Bozeman ve Kacmar (1997: 13-14) izlenim yönetimi güdüsünü iki önemli başlık altında toplamıştır. Bunlardan ilki, (kendini geliştirme) self-enchancement self- motive’dir. Birey kendini geliştirme güdüsüyle, öz-saygınlığını korumaya ve mümkünse geliştirmeye çalışır. Birey, sosyal kimlik edinme amacı güdüyorsa, kendini geliştirmeye yönelik davranışlara güdülenir ve bu davranışları sergilemek ister. Eğer başarılı olursa, saygınlığı korumuş olacaktır ve geliştirecektir.
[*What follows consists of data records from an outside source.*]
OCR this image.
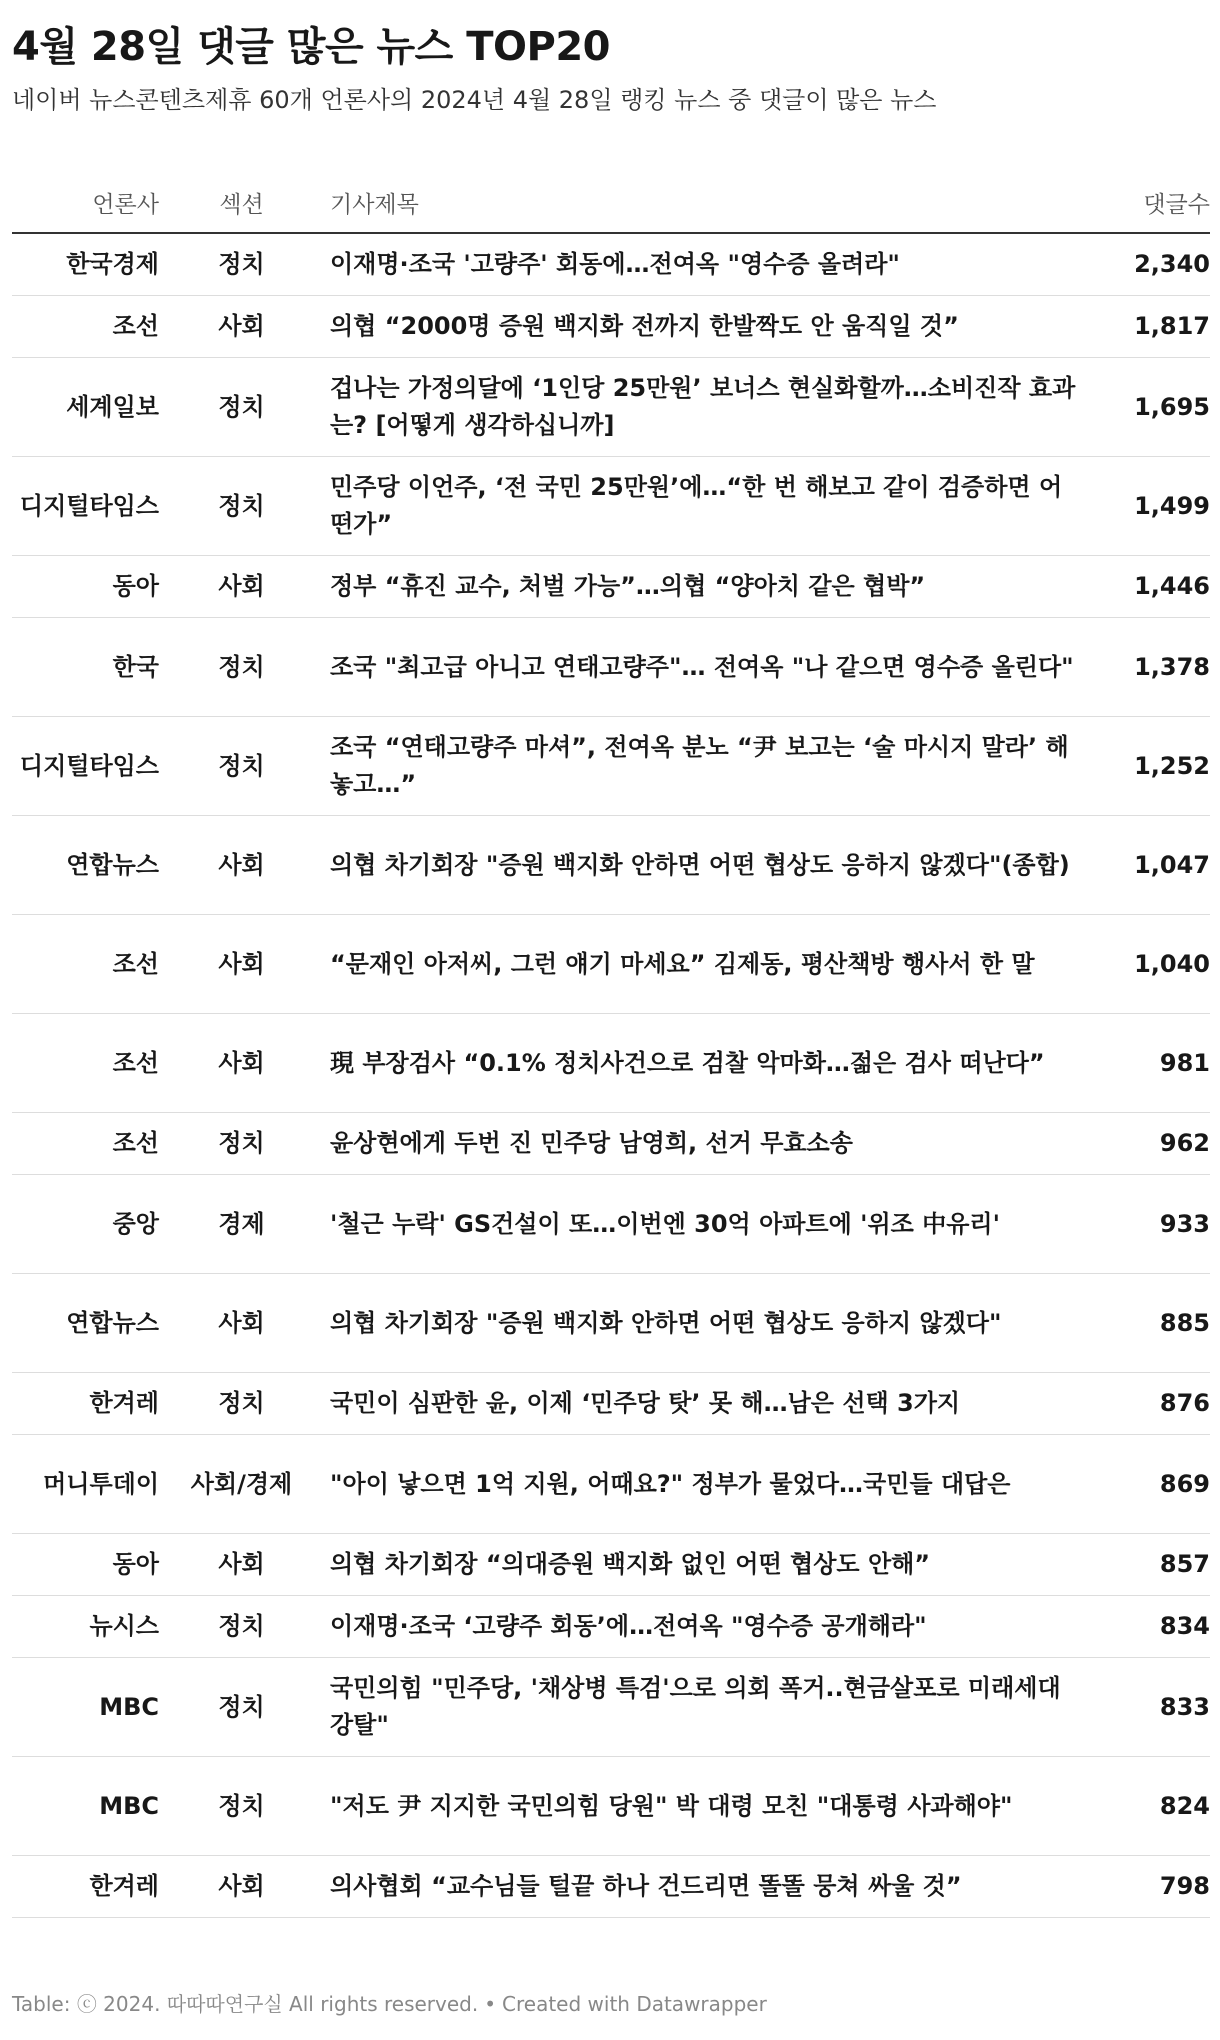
4월 28일 댓글 많은 뉴스 TOP20
네이버 뉴스콘텐츠제휴 60개 언론사의 2024년 4월 28일 랭킹 뉴스 중 댓글이 많은 뉴스
언론사	섹션	기사제목	댓글수
한국경제	정치	이재명·조국 '고량주' 회동에…전여옥 "영수증 올려라"	2,340
조선	사회	의협 “2000명 증원 백지화 전까지 한발짝도 안 움직일 것”	1,817
세계일보	정치	겁나는 가정의달에 ‘1인당 25만원’ 보너스 현실화할까…소비진작 효과는? [어떻게 생각하십니까]	1,695
디지털타임스	정치	민주당 이언주, ‘전 국민 25만원’에…“한 번 해보고 같이 검증하면 어떤가”	1,499
동아	사회	정부 “휴진 교수, 처벌 가능”…의협 “양아치 같은 협박”	1,446
한국	정치	조국 "최고급 아니고 연태고량주"… 전여옥 "나 같으면 영수증 올린다"	1,378
디지털타임스	정치	조국 “연태고량주 마셔”, 전여옥 분노 “尹 보고는 ‘술 마시지 말라’ 해놓고…”	1,252
연합뉴스	사회	의협 차기회장 "증원 백지화 안하면 어떤 협상도 응하지 않겠다"(종합)	1,047
조선	사회	“문재인 아저씨, 그런 얘기 마세요” 김제동, 평산책방 행사서 한 말	1,040
조선	사회	現 부장검사 “0.1% 정치사건으로 검찰 악마화…젊은 검사 떠난다”	981
조선	정치	윤상현에게 두번 진 민주당 남영희, 선거 무효소송	962
중앙	경제	'철근 누락' GS건설이 또…이번엔 30억 아파트에 '위조 中유리'	933
연합뉴스	사회	의협 차기회장 "증원 백지화 안하면 어떤 협상도 응하지 않겠다"	885
한겨레	정치	국민이 심판한 윤, 이제 ‘민주당 탓’ 못 해…남은 선택 3가지	876
머니투데이	사회/경제	"아이 낳으면 1억 지원, 어때요?" 정부가 물었다…국민들 대답은	869
동아	사회	의협 차기회장 “의대증원 백지화 없인 어떤 협상도 안해”	857
뉴시스	정치	이재명·조국 ‘고량주 회동’에…전여옥 "영수증 공개해라"	834
MBC	정치	국민의힘 "민주당, '채상병 특검'으로 의회 폭거..현금살포로 미래세대 강탈"	833
MBC	정치	"저도 尹 지지한 국민의힘 당원" 박 대령 모친 "대통령 사과해야"	824
한겨레	사회	의사협회 “교수님들 털끝 하나 건드리면 똘똘 뭉쳐 싸울 것”	798
Table: ⓒ 2024. 따따따연구실 All rights reserved. • Created with Datawrapper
Bu yüzden çoğunlukla, bu tarz güdülenme, sonuçlar olumlu şekilde alınırsa gerçekleşmektedir. Bu güdülenme türü, izlenim yönetimi davranışlarında, davranışı sergileyen kişinin oluşturmak veya geliştirmek istediği kimliği ait amacının seçimi veya etkinleştirilmesini etkileyebilmektedir. Bunun yanında, bu güdüyle, birey mevcut kimliğinden daha olumlu olan kimliği değil, mantıksal olarak elde edilebilir bir kimliği seçmesini de sağlar. Bu yüzden, bu tarz güdülenme, davranışı sergileyen bireyin sahip olduğu kimlik ile sahip olmak istediği sosyal kimlik arasındaki çelişkiyi beraberinde getirir. Çünkü birey, sahip olduğu kimlikten daha iyi bir şekilde toplum tarafından kabul görmek istemektedir.
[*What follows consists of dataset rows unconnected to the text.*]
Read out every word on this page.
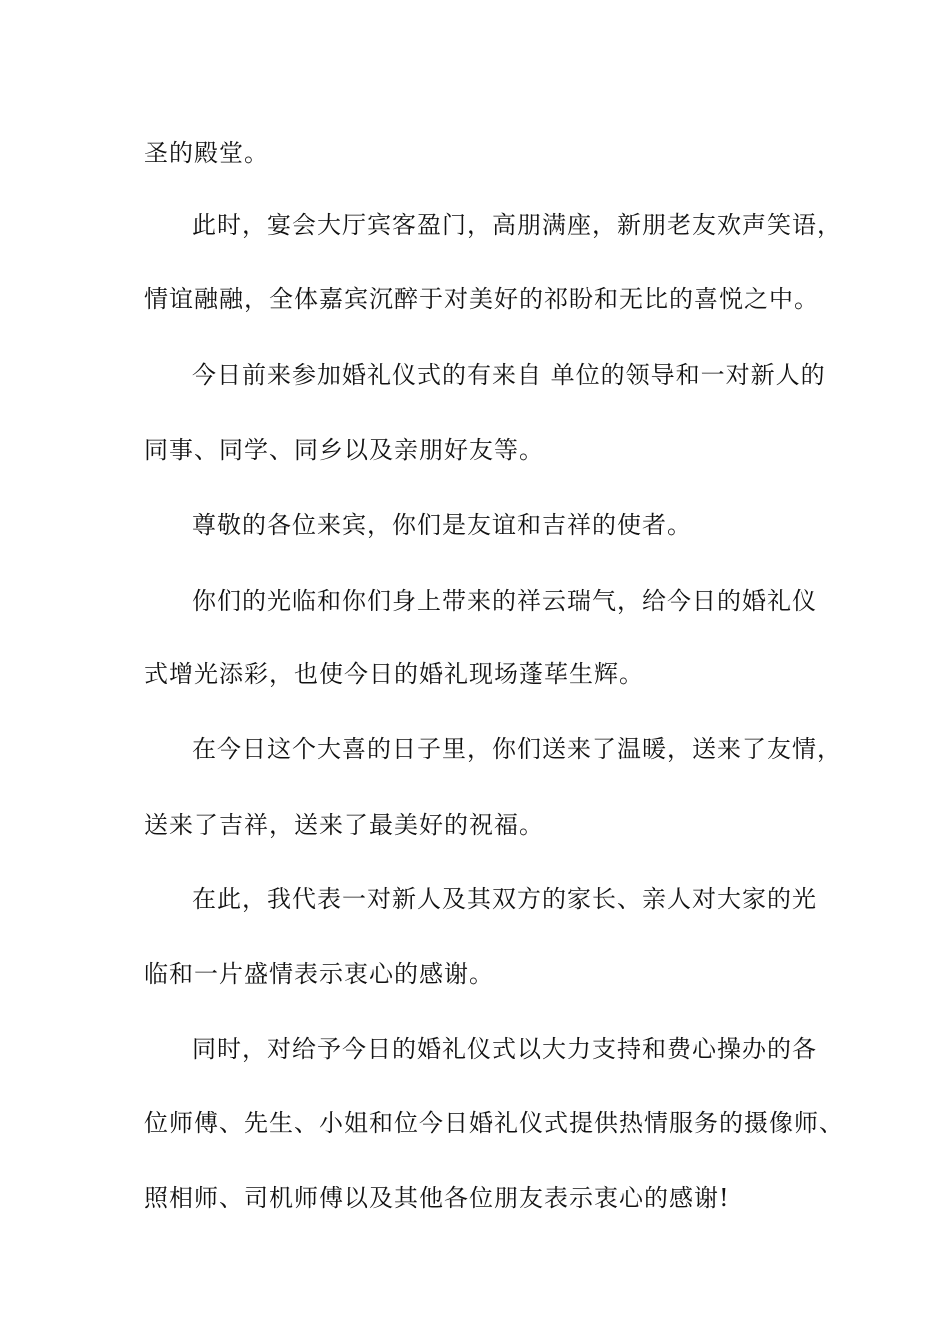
圣的殿堂。
此时，宴会大厅宾客盈门，高朋满座，新朋老友欢声笑语，
情谊融融，全体嘉宾沉醉于对美好的祁盼和无比的喜悦之中。
今日前来参加婚礼仪式的有来自 单位的领导和一对新人的
同事、同学、同乡以及亲朋好友等。
尊敬的各位来宾，你们是友谊和吉祥的使者。
你们的光临和你们身上带来的祥云瑞气，给今日的婚礼仪
式增光添彩，也使今日的婚礼现场蓬荜生辉。
在今日这个大喜的日子里，你们送来了温暖，送来了友情，
送来了吉祥，送来了最美好的祝福。
在此，我代表一对新人及其双方的家长、亲人对大家的光
临和一片盛情表示衷心的感谢。
同时，对给予今日的婚礼仪式以大力支持和费心操办的各
位师傅、先生、小姐和位今日婚礼仪式提供热情服务的摄像师、
照相师、司机师傅以及其他各位朋友表示衷心的感谢!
İkinci güdülenme şekli ise (kendini doğrulama) self-verification’dır. Bu tarz

güdülenme, bireyin kendini algılama biçiminin toplum tarafından onaylanma isteğinden kaynaklanmaktadır. Bu durumda birey, kendinin sahip olduğu sosyal kimliğininin, olumsuz olsa bile toplum tarafından da onaylanmasını istemektedir. Bu güdülenmede, birey, kendisini nasıl görüyorsa, toplumun da kendisini aynı şekilde gördüğünden emin olmak için davranış sergiler. Bu yönüyle, kendini doğrulamaya yönelik izlenim yönetimi güdüsü büyük oranda bilişseldir. Çünkü birey, var olan kimliği ile oluşturmak istediği sosyal kimlik arasındaki fark az ise izlenim yönetimi güdüsü, bireyin kendisiyle uyum veya kendini doğrulama ihtiyacından kaynaklanmaktadır.
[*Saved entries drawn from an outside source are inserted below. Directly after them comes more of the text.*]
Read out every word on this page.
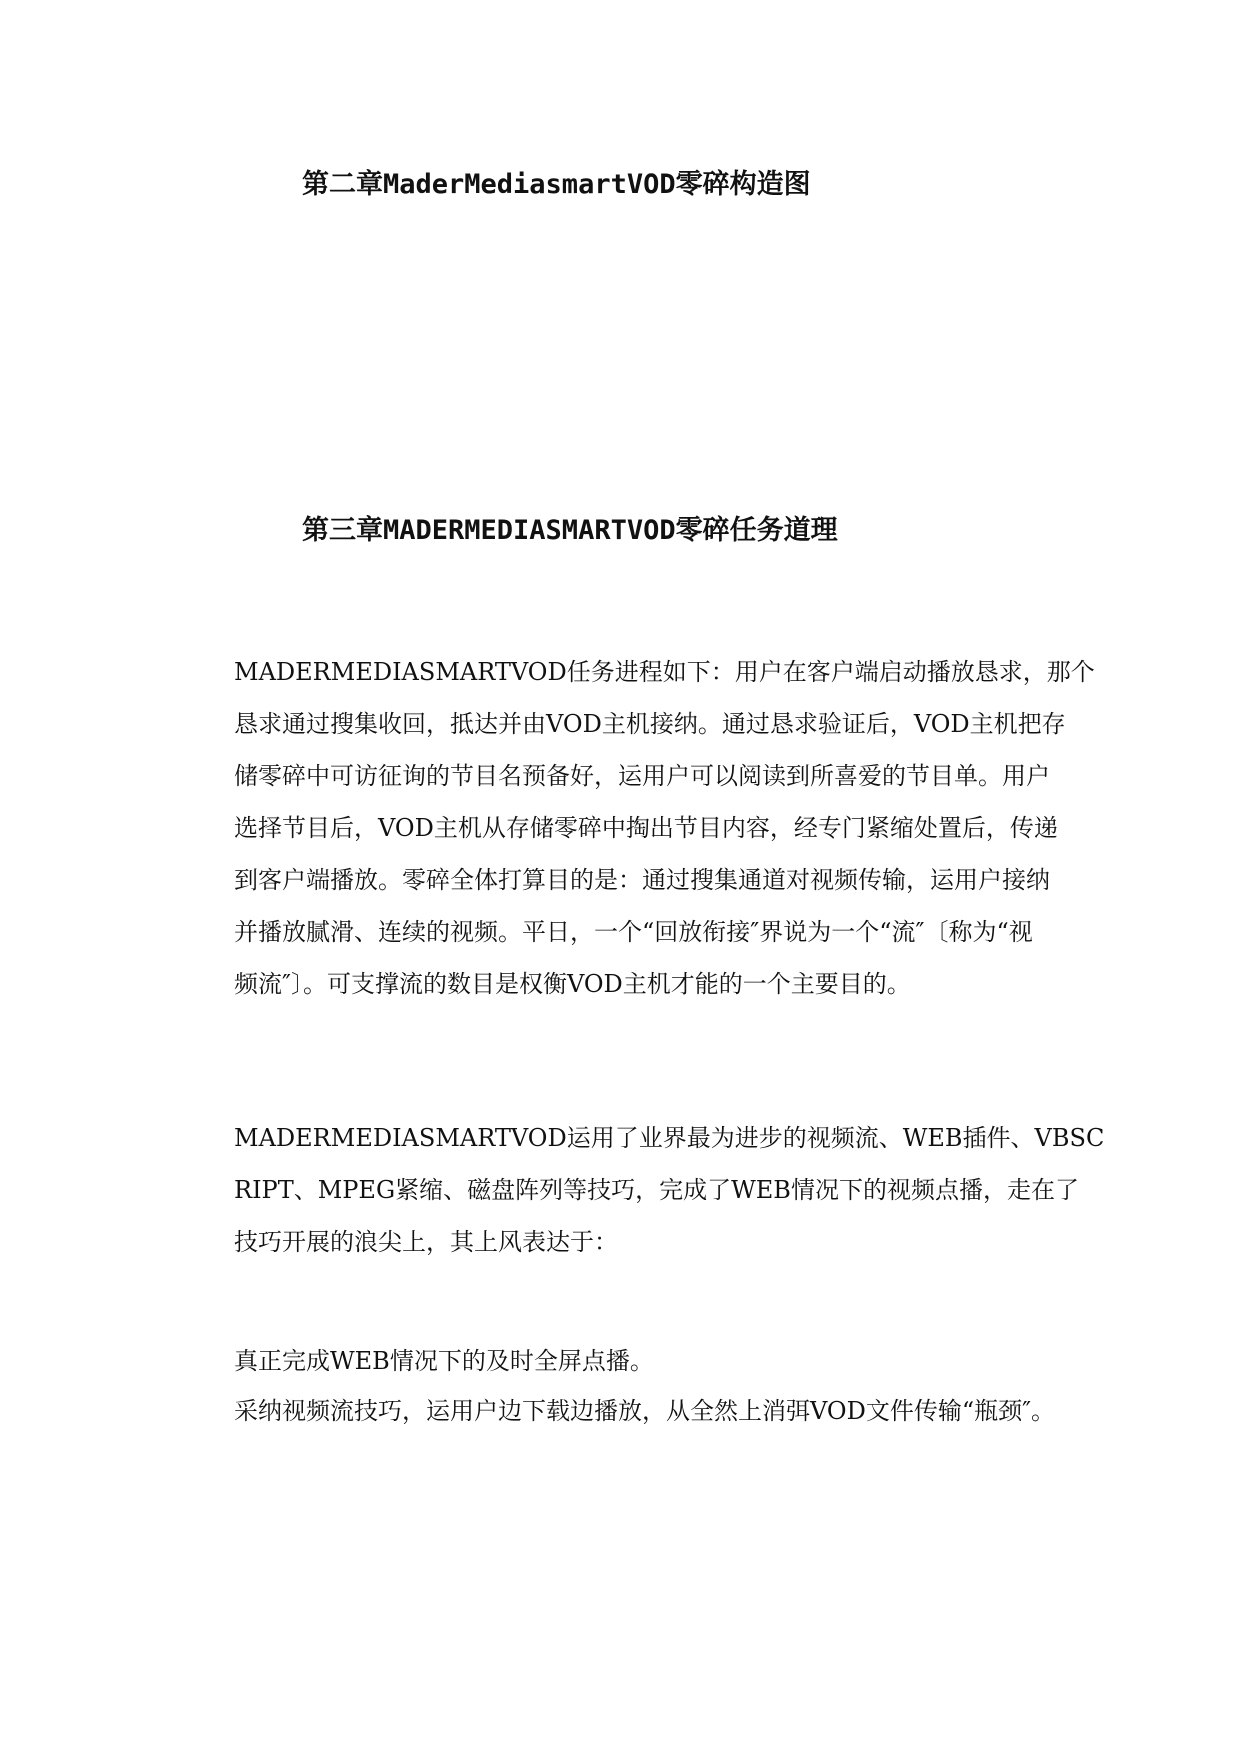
第二章MaderMediasmartVOD零碎构造图
第三章MADERMEDIASMARTVOD零碎任务道理
MADERMEDIASMARTVOD任务进程如下：用户在客户端启动播放恳求，那个
恳求通过搜集收回，抵达并由VOD主机接纳。通过恳求验证后，VOD主机把存
储零碎中可访征询的节目名预备好，运用户可以阅读到所喜爱的节目单。用户
选择节目后，VOD主机从存储零碎中掏出节目内容，经专门紧缩处置后，传递
到客户端播放。零碎全体打算目的是：通过搜集通道对视频传输，运用户接纳
并播放腻滑、连续的视频。平日，一个“回放衔接″界说为一个“流″〔称为“视
频流″〕。可支撑流的数目是权衡VOD主机才能的一个主要目的。
MADERMEDIASMARTVOD运用了业界最为进步的视频流、WEB插件、VBSC
RIPT、MPEG紧缩、磁盘阵列等技巧，完成了WEB情况下的视频点播，走在了
技巧开展的浪尖上，其上风表达于：
真正完成WEB情况下的及时全屏点播。
采纳视频流技巧，运用户边下载边播放，从全然上消弭VOD文件传输“瓶颈″。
Demir’in (2002: 28-29) aktarmalarına göre, Leary (1996) bireylerin izlenimlerini yönetmeye iten faktörleri şu şekilde sıralamıştır: İzlenimlerin hedeflere uygunluğu,

arzulanan amaçların önemi ve istenilen imaj ve var olan imaj arasındaki farklılık, izlenimlerin hedeflerin büyüklüğü ve izlenimlerin düzeyi arasında doğru orantı vardır. Hedef büyük olduğu veya hedeflere uygun olduğu sürece güdülenmede de artış meydana gelmektedir. İzlenimin amacını belirleyen etmenler, bireyin davranışının açıklığı, bireyin elde etmek istediği sonuçların diğer bireylere bağlı olması durumu ve iletişim kurduğu bireylerle gelecekteki etkileşimlerine ilişkin beklentisi söylenebilir. Güdülenmedeki artış, istenilen amaçların önemindeki artış ile bağlantılıdır. Birey hedefe ulaşmadaki izlenimlerini uygun buldukça, izlenimlerine daha da güdülenecektir. Bireyin istediği amaçların önemini etkileyen faktörler, olanakların uygunluğu, amaçların özellikleri ve onaylanmanın önemi olarak sıralanabilir. İstenilen imaj ve var olan imaj arasındaki fark noktasında ise, birey iletişimde olduğu kişiler üzerinde olumsuz bir izlenim bıraktığını gördüğünde, bu imajı değiştirip, istediği imajı oluşturmaya güdülenir.